One year before the Caesars sale, Kirk purchased 82 acres of land on the strip for $5 million and began construction of the International Hotel. When construction was complete, the International was the largest hotel in the world. Barbra Streisand and Elvis were the hotel's first performers. Elvis sold out every single show, 4200 seats per show, for 30 days straight.

Kirk soon came to own the Flamingo Hotel. He sold both the Flamingo and the International to the Hilton Hotel Corporation.

In 1969, Kirk bought movie studio Metro-Goldwyn-Meyer. He then opened the MGM Grand Hotel in Las Vegas. Once again, he broke the record for world's largest hotel. This is not the MGM Grand we know today because in 1986, Kirk sold his MGM Grand properties in Las Vegas and Reno to Bally Manufacturing for $594 million ($1.3 billion today). The Las Vegas property was renamed Bally's. He then built the MGM Grand most of us know today.

In 2000, Kerkorian bought Steve Wynn's Mirage Resorts for $6.4 billion. In 2004, he bought Mandalay Resorts for $4.8 billion.

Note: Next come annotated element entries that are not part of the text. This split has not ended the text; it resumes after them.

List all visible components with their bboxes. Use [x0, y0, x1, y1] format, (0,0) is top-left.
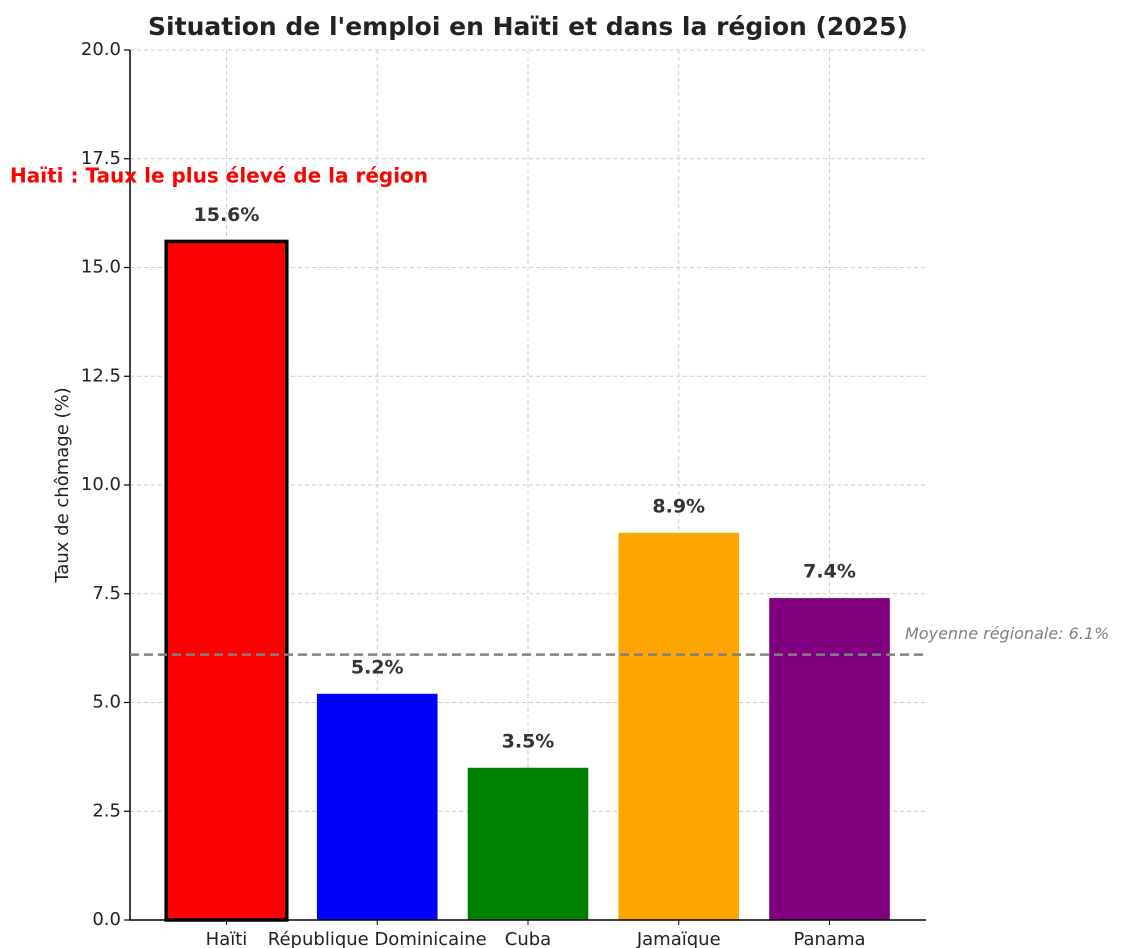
value-label: 3.5%: [502, 730, 555, 752]
bar: [316, 693, 438, 920]
bar: [618, 532, 740, 920]
value-label: 7.4%: [803, 561, 856, 583]
y-tick-label: 10.0: [81, 474, 121, 495]
x-tick-label: Jamaïque: [636, 929, 721, 948]
y-tick-label: 20.0: [81, 39, 121, 60]
x-tick-label: Haïti: [206, 929, 248, 948]
chart-title: Situation de l'emploi en Haïti et dans l…: [148, 12, 908, 41]
bar: [164, 239, 289, 922]
y-axis-label: Taux de chômage (%): [52, 387, 73, 583]
y-tick-label: 15.0: [81, 257, 121, 278]
y-tick-label: 7.5: [92, 583, 121, 604]
x-tick-label: Cuba: [505, 929, 551, 948]
x-tick-label: Panama: [793, 929, 865, 948]
y-tick-label: 0.0: [92, 909, 121, 930]
bar: [467, 767, 589, 920]
x-tick-label: République Dominicaine: [268, 929, 487, 948]
annotation: Haïti : Taux le plus élevé de la région: [10, 164, 428, 188]
y-tick-label: 17.5: [81, 148, 121, 169]
y-tick-label: 2.5: [92, 800, 121, 821]
y-tick-label: 12.5: [81, 365, 121, 386]
value-label: 5.2%: [351, 656, 404, 678]
bar: [769, 598, 890, 920]
value-label: 15.6%: [194, 204, 260, 226]
reference-label: Moyenne régionale: 6.1%: [905, 624, 1109, 643]
y-tick-label: 5.0: [92, 692, 121, 713]
value-label: 8.9%: [652, 495, 705, 517]
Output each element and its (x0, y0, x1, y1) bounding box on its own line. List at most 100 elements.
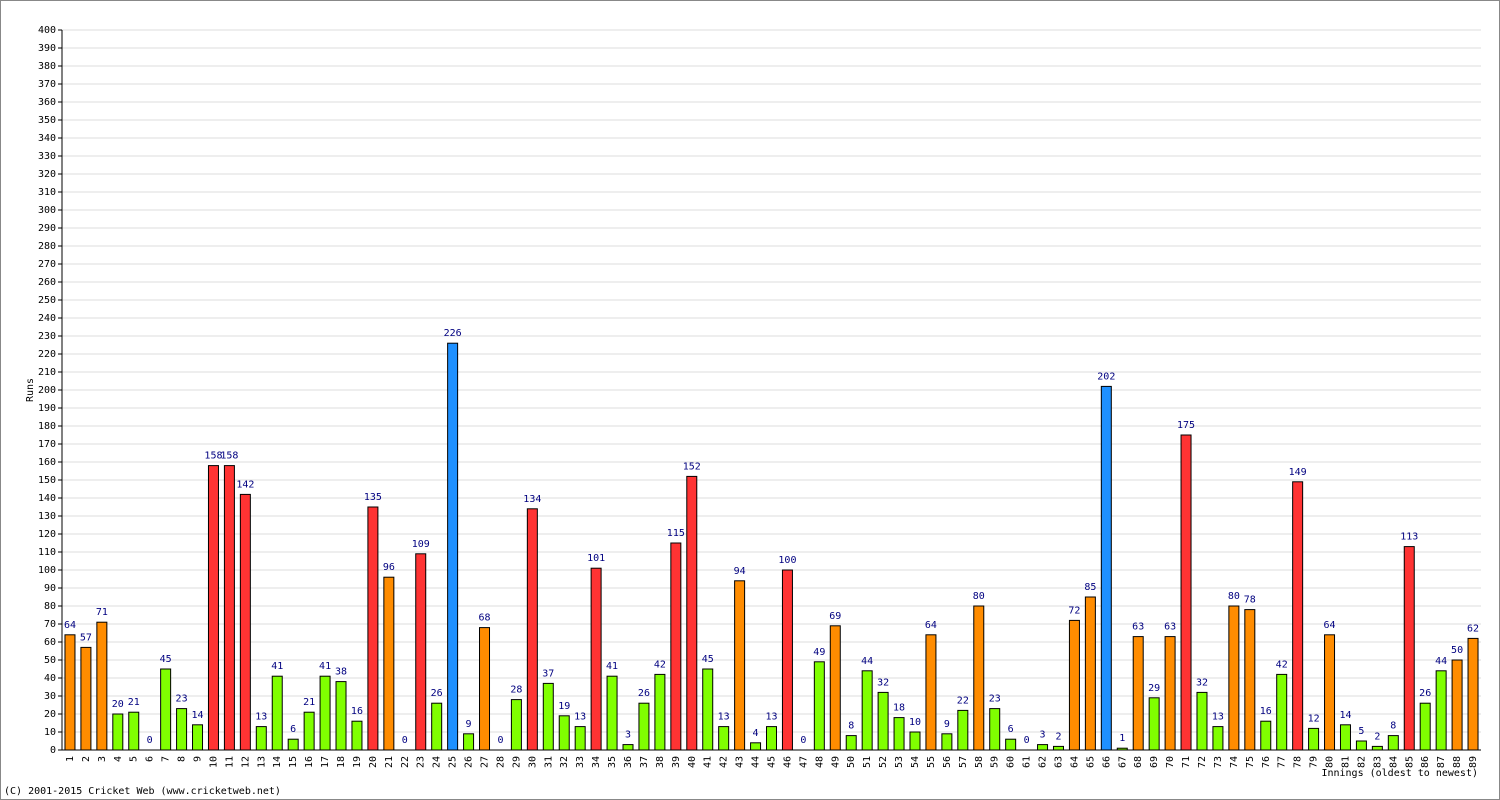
x-tick-label: 32 (559, 756, 570, 768)
value-label: 69 (829, 611, 841, 622)
y-tick-label: 10 (44, 727, 56, 738)
bar (271, 675, 283, 751)
y-tick-label: 150 (38, 475, 56, 486)
value-label: 101 (587, 553, 605, 564)
bar (1228, 605, 1240, 751)
y-tick-label: 330 (38, 151, 56, 162)
value-label: 42 (654, 659, 666, 670)
x-tick-label: 86 (1420, 756, 1431, 768)
x-tick-label: 31 (543, 756, 554, 768)
bar (287, 738, 299, 751)
bar (766, 726, 777, 751)
bar (255, 726, 267, 751)
y-axis-label: Runs (25, 378, 36, 402)
bar (1084, 596, 1096, 751)
value-label: 12 (1308, 713, 1320, 724)
x-tick-label: 61 (1022, 756, 1033, 768)
bar (1100, 385, 1112, 751)
y-tick-label: 170 (38, 439, 56, 450)
value-label: 85 (1084, 582, 1096, 593)
value-label: 41 (271, 661, 283, 672)
y-tick-label: 30 (44, 691, 56, 702)
bar (351, 720, 363, 751)
value-label: 68 (478, 613, 490, 624)
bar (1005, 738, 1017, 751)
x-tick-label: 63 (1053, 756, 1064, 768)
bar (718, 726, 730, 751)
y-tick-label: 350 (38, 115, 56, 126)
value-label: 152 (683, 461, 701, 472)
value-label: 80 (1228, 591, 1240, 602)
bar (383, 576, 395, 751)
y-tick-label: 280 (38, 241, 56, 252)
bar (1116, 747, 1128, 751)
value-label: 21 (303, 697, 315, 708)
x-tick-label: 17 (320, 756, 331, 768)
bar (223, 465, 235, 751)
bar (1244, 609, 1256, 751)
y-tick-label: 220 (38, 349, 56, 360)
bar (638, 702, 650, 751)
value-label: 42 (1276, 659, 1288, 670)
bar (670, 542, 682, 751)
x-tick-label: 24 (432, 756, 443, 768)
x-tick-label: 88 (1452, 756, 1463, 768)
value-label: 21 (128, 697, 140, 708)
y-tick-label: 310 (38, 187, 56, 198)
bar (813, 661, 825, 751)
value-label: 13 (255, 712, 267, 723)
value-label: 9 (466, 719, 472, 730)
x-tick-label: 62 (1038, 756, 1049, 768)
value-label: 226 (444, 328, 462, 339)
bar (1180, 434, 1192, 751)
x-tick-label: 42 (719, 756, 730, 768)
value-label: 109 (412, 539, 430, 550)
bar (861, 670, 873, 751)
bar (1260, 720, 1272, 751)
value-label: 28 (510, 685, 522, 696)
value-label: 100 (778, 555, 796, 566)
x-tick-label: 44 (751, 756, 762, 768)
value-label: 115 (667, 528, 685, 539)
bar (176, 708, 188, 751)
y-tick-label: 320 (38, 169, 56, 180)
value-label: 49 (813, 647, 825, 658)
y-tick-label: 50 (44, 655, 56, 666)
bar (622, 744, 634, 751)
value-label: 14 (191, 710, 203, 721)
x-tick-label: 47 (798, 756, 809, 768)
bar (574, 726, 586, 751)
x-tick-label: 14 (272, 756, 283, 768)
value-label: 134 (523, 494, 541, 505)
value-label: 13 (1212, 712, 1224, 723)
value-label: 149 (1289, 467, 1307, 478)
x-tick-label: 53 (894, 756, 905, 768)
value-label: 37 (542, 668, 554, 679)
bar (303, 711, 315, 751)
bar (686, 475, 698, 751)
x-tick-label: 9 (193, 756, 204, 762)
bar (542, 682, 554, 751)
x-tick-label: 52 (878, 756, 889, 768)
value-label: 94 (734, 566, 746, 577)
value-label: 3 (1040, 730, 1046, 741)
x-tick-label: 8 (177, 756, 188, 762)
value-label: 0 (497, 735, 503, 746)
y-tick-label: 360 (38, 97, 56, 108)
x-tick-label: 34 (591, 756, 602, 768)
x-tick-label: 80 (1325, 756, 1336, 768)
x-tick-label: 60 (1006, 756, 1017, 768)
bar (829, 625, 841, 751)
value-label: 78 (1244, 595, 1256, 606)
value-label: 10 (909, 717, 921, 728)
bar (1435, 670, 1447, 751)
value-label: 23 (989, 694, 1001, 705)
bar (877, 691, 889, 751)
bar (447, 342, 459, 751)
y-tick-label: 110 (38, 547, 56, 558)
bar (1387, 735, 1399, 751)
bar (1339, 724, 1351, 751)
value-label: 0 (147, 735, 153, 746)
x-tick-label: 21 (384, 756, 395, 768)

Today, MGM Resorts International owns the Bellagio, the current MGM Grand, New York – New York, Circus Circus, Mandalay Bay, The Luxor, The Excalibur and the Mirage. They now also own the newly built Las Vegas CityCenter complex.

During the last decades of his life, Kirk Kerkorian literally owned more than half of all the hotel rooms in Las Vegas.

Kirk lived most of his later years on a 30 acre estate in Beverly Hills. He almost never gave interviews and rarely appeared in public. He donated $180 million to his homeland of Armenia after the country experienced a devastating earthquake in 1989. His charitable foundation distributed more than $400 million to various causes over the years.  Despite performing these impressive acts of charity, Kirk has famously never allowed anything to be named in his honor.

Kirk Kerkorian died earlier today at the age of 98. His most recent personal net worth was $4.2 billion. That's a far cry from the dirt poor Fresno farm boy he started out as! During his life, Kirk was a boxer, pilot, war hero, gambler, hotel tycoon, auto tycoon, movie studio tycoon, philanthropist and much more. We should all be so lucky to live such an impressive and long life as Mr. Kerkorian. Rest in peace!